- Full name: A new and literal translation of all the books of the Old and New Testament; with notes critical and explanatory
- Complete Bible published: 1764
- Copyright: Public domain
- Genesis 1:1–3 God created the Heaven and the Earth at the Beginning. The Earth However was vacant and void, and Darkneſs overwhelmed the Deep; but the Spirit of God hovered atop of the water.Firſt God ſaid, Let there be light; which there was accordingly. John 3:16 For God thus loved the World, ſo that he gave his only begotten Son, that every one who believes in him may not periſh, but have everlaſting Life.

= Quaker Bible =

1764 English translation by Anthony Purver

The Quaker Bible, officially A new and literal translation of all the books of the Old and New Testament; with notes critical and explanatory, is the 1764 translation of the Christian Bible into English by Anthony Purver (1702–1777), a Quaker. The translation was published in two Volumes in London by W. Richardson and S. Clark in 1764, but is not generally regarded as successful.

==Comparison with the New English Bible==
In 1970, following the publication of the New English Bible, Harold A. Guy wrote an article printed in the Expository Times; "An Eighteenth Century New English Bible", discussing Purver's Bible translation. Guy makes no further reference to the NEB to justify the analogy claimed by the title of his article.

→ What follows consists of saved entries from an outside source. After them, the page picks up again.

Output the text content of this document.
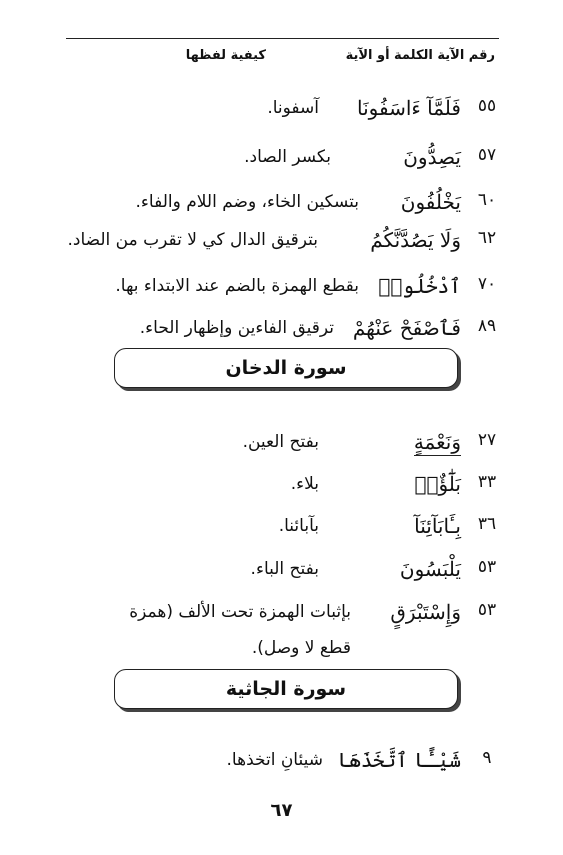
رقم الآية الكلمة أو الآية
كيفية لفظها
٥٥
فَلَمَّآ ءَاسَفُونَا
آسفونا.
٥٧
يَصِدُّونَ
بكسر الصاد.
٦٠
يَخْلُفُونَ
بتسكين الخاء، وضم اللام والفاء.
٦٢
وَلَا يَصُدَّنَّكُمُ
بترقيق الدال كي لا تقرب من الضاد.
٧٠
ٱدْخُلُوا۟
بقطع الهمزة بالضم عند الابتداء بها.
٨٩
فَٱصْفَحْ عَنْهُمْ
ترقيق الفاءين وإظهار الحاء.
سورة الدخان
٢٧
وَنَعْمَةٍ
بفتح العين.
٣٣
بَلَٰٓؤٌا۟
بلاء.
٣٦
بِـَٔابَآئِنَآ
بآبائنا.
٥٣
يَلْبَسُونَ
بفتح الباء.
٥٣
وَإِسْتَبْرَقٍ
بإثبات الهمزة تحت الألف (همزة
قطع لا وصل).
سورة الجاثية
٩
شَيْـًٔا ٱتَّخَذَهَا
شيئانِ اتخذها.
٦٧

Whilst both Purver's Bible and the New English Bible endured long gestation periods, that is where any similarity ends. Nevertheless, exploring the attempted analogy can help to highlight certain factors about Purver's version:
- Purver was a self-taught translator and laboured for 30 years with the project single-handed – compared to the New English Bible which involved a large number of academics.
- Failing to interest a publisher, Purver sold the manuscript for £1,000 to Dr. John Fothergill who published the Bible at his own expense. The two volumes sold for four guineas. There is no evidence of any volume of sales. This was in contrast to the New English Bible, which was backed before publication by the mainstream Churches in Great Britain and Northern Ireland (including the London Yearly Meeting of the Religious Society of Friends), and had a built in user base. Sales had already been "road tested" by the sales of the New Testament published in 1961.
- Unlike the Purver version the New English Bible was launched with nationwide publicity.
- In 1764, the Purver version was a novelty, as in the 18th century there was only one translation which held the field, and that was the King James Version. The New English Bible followed on from a number of versions, notably the Revised Standard Version.
- Despite the fact that the Purver Bible had no other competitors as an alternative to the King James Version, the Bible was not successful and although Purver prepared a second edition, it failed to see the light of day. The New English Bible in contrast, whilst receiving widespread criticism, has gone on to a second edition as the Revised English Bible.
Despite the failed analogy, in his article Harold Guy does preserve some details of the story behind the Purver version, and provides some examples of the text.

==Failure==
A portion of Purver's translation was published in parts about 1742 by Felix Farley of Bristol, but the publication received little support. Purver failed to get the whole text published, and gained no backing for his venture, even by the Religious Society of Friends. Even when the Manuscript was published by Dr. John Fothergill at his own expense, the full translation also failed to make any impression.

Various reasons can be advanced for the failure of Purver's translation; lack of publicity; the fact that it lacked authority (a one-man translation) and it had not been backed by any Church, not even the Religious Society of Friends, to which Purver belonged. Yet the failure to make its mark may owe itself to the deficiencies of his translation.

By some it is held to be an unreliable translation; The Dictionary of National Biography records that Purver "…on arriving at a difficult passage, he would shut himself up for two or three days and nights, waiting for inspiration".
Charles Haddon Spurgeon, who was acquainted with Purver's version remarks "A Quaker Translation. Often ungrammatical and unintelligible. Not without its good points, but much more curious than useful."